XClose

UCL Institute for Global Prosperity

Home
Menu

Don't Stop Drawing: Visual Diaries of Solidarity from Gaza

19 March 2024, 2:00 pm–4:00 pm

poster landscape

A linear timeline-based exhibition of works by the two Lebanese artists and longtime friends Mazen Kerbaj and Jana Traboulsi, as a response to the ongoing devastating war on Gaza

Event Information

Open to

All

Availability

Yes

Organiser

Institute for Global Prosperity

Location

P21 Gallery
21-27 Chalton Street
London
NW1 1JD
United Kingdom

Don't Stop Drawing - Visual diaries of solidarity with Gaza is a linear timeline-based exhibition of works by the two Lebanese artists and longtime friends: Mazen Kerbaj, living in Berlin, and Jana Traboulsi, living in Beirut. As a response to the ongoing devastating war on Gaza, the two artists started drawing and posting on their Instagram pages. The works expose Israel's injustice towards Palestinians through bold and anchoring imagery. The artists draw as a coping mechanism, as their only way to remain sane amid such humanitarian catastrophe. The works have been widely shared on social media, allowing thousands of people worldwide to express their own solidarity and to identify with the artists’ feelings and positions. Though the artists are living in two different cities, their hearts are in sync. Their works carry a hidden dialogue between two people who lived the wars in Lebanon and today witness, on their phone screens, the daily unbearable violence towards Palestinians. These drawings are the artists' way of demanding equality, peace and justice for Palestine and to counter their helplessness towards the inhumanity that this genocide has exposed.

Citizen Scientists (local researchers) from Ramallah, Beirut and London, working with University College London's Institute for Global Prosperity (IGP) have been asked to respond to this work.

Curated by Mona El Hallak and Mayssa Jallad, the exhibition is part of the Lebanon Week conference at the IGP, running from March 19th to 22nd and entitled: “The Politics of Decolonial Investigations and the Ethics of Solidarity”.

The exhibition will be on view from 19 - 29 March at the P21 Gallery in London. The opening reception will be on Tuesday 19 March from 2-4pm.

Mazen Kerbaj is a Lebanese comics author, visual artist, and musician born in Beirut in 1975. He also works on selective illustration and design projects and has taught at the American University of Beirut. Kerbaj is the author of 15 books translated into more than ten languages and his work has been shown in galleries, museums and art fairs around the world. Mazen Kerbaj is widely considered as one of the initiators and key players of the Lebanese free improvisation and experimental music scene. As a trumpet player, he pushes the boundaries of the instrument beyond recognition.

Jana Traboulsi is a visual artist, designer and academic. She is an Assistant Professor of Graphic Design at the American University of Beirut where she teaches design and illustration studios, as well as theory and history. She is the co-founder and creative director of pan-Arab quarterly Bidayat and the artistic director of Snoubar Bayrout publishing house. In 2014, she co-founded Sigil, an art collective based in Beirut and New York. Her artist book The Book of Margins (2017), shortlisted for the Jameel Prize 2021, has been exhibited at the Victoria & Albert museum, London, and has been on show in Chile, Argentina and Dubai in 2022 and 2023.

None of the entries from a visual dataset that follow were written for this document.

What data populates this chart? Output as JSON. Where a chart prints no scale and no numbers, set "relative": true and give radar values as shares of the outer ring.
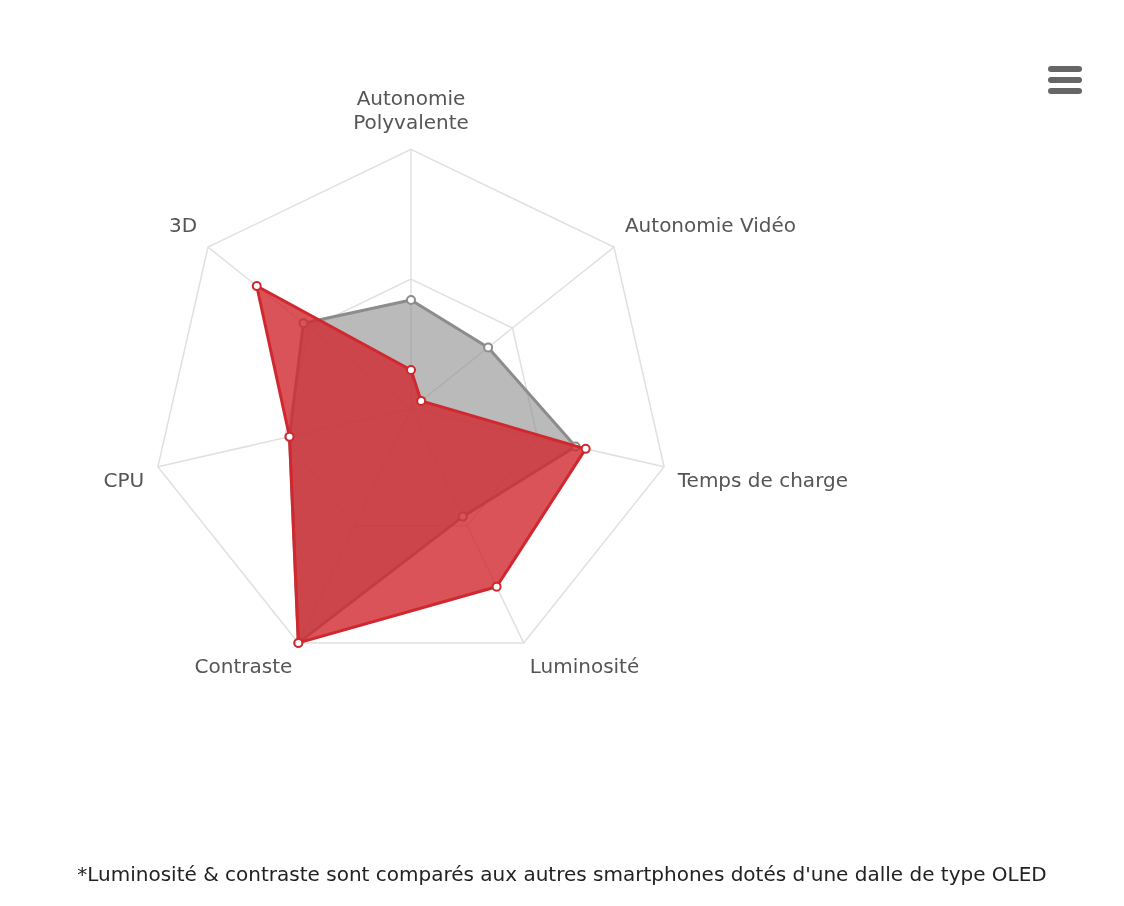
{
  "chart_data": {
    "type": "radar",
    "relative": true,
    "grid": true,
    "legend": false,
    "marker": "circle",
    "categories": [
      "Autonomie Polyvalente",
      "Autonomie Vidéo",
      "Temps de charge",
      "Luminosité",
      "Contraste",
      "CPU",
      "3D"
    ],
    "series": [
      {
        "color": "#d0282e",
        "values": [
          0.15,
          0.05,
          0.69,
          0.76,
          1.0,
          0.48,
          0.76
        ]
      },
      {
        "color": "#8c8c8c",
        "values": [
          0.42,
          0.38,
          0.65,
          0.46,
          1.0,
          0.48,
          0.53
        ]
      }
    ],
    "annotations": [
      "*Luminosité & contraste sont comparés aux autres smartphones dotés d'une dalle de type OLED"
    ]
  }
}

Mona El Hallak is a Beirut-based architect and heritage preservation activist. In 2017, she joined the American University of Beirut as the director of the Neighborhood Initiative whose aim is to promote critical citizenship. She led several heritage preservation campaigns and succeeded in saving the Barakat Building, now Beit Beirut, a museum of memory and a cultural urban center. She is a member of APSAD (Association pour la Protection des Sites et Anciens Demeures au Liban) and ICOMOS (International Council on Monuments and Sites), a founding member of IRAB for the preservation of the Arab world’s musical archives; and of ZAKIRA for the promotion of photography and its role in documenting and preserving memory.

Mayssa Jallad is a researcher and Citizen Science Coordinator with PROCOL Lebanon since January 2019. She has trained close to 75 Citizen Scientists in fieldwork and survey co-design on prosperity, vulnerabilities and livelihoods. She has advised researcher-led interventions that involved several and diverse communities. Jallad is also a singer/songwriter. She writes research-based music and her work investigates the violent transformation of cities, just as her 1st album "Marjaa: The Battle of the Hotels" (Ruptured/Six of Swords, 2023).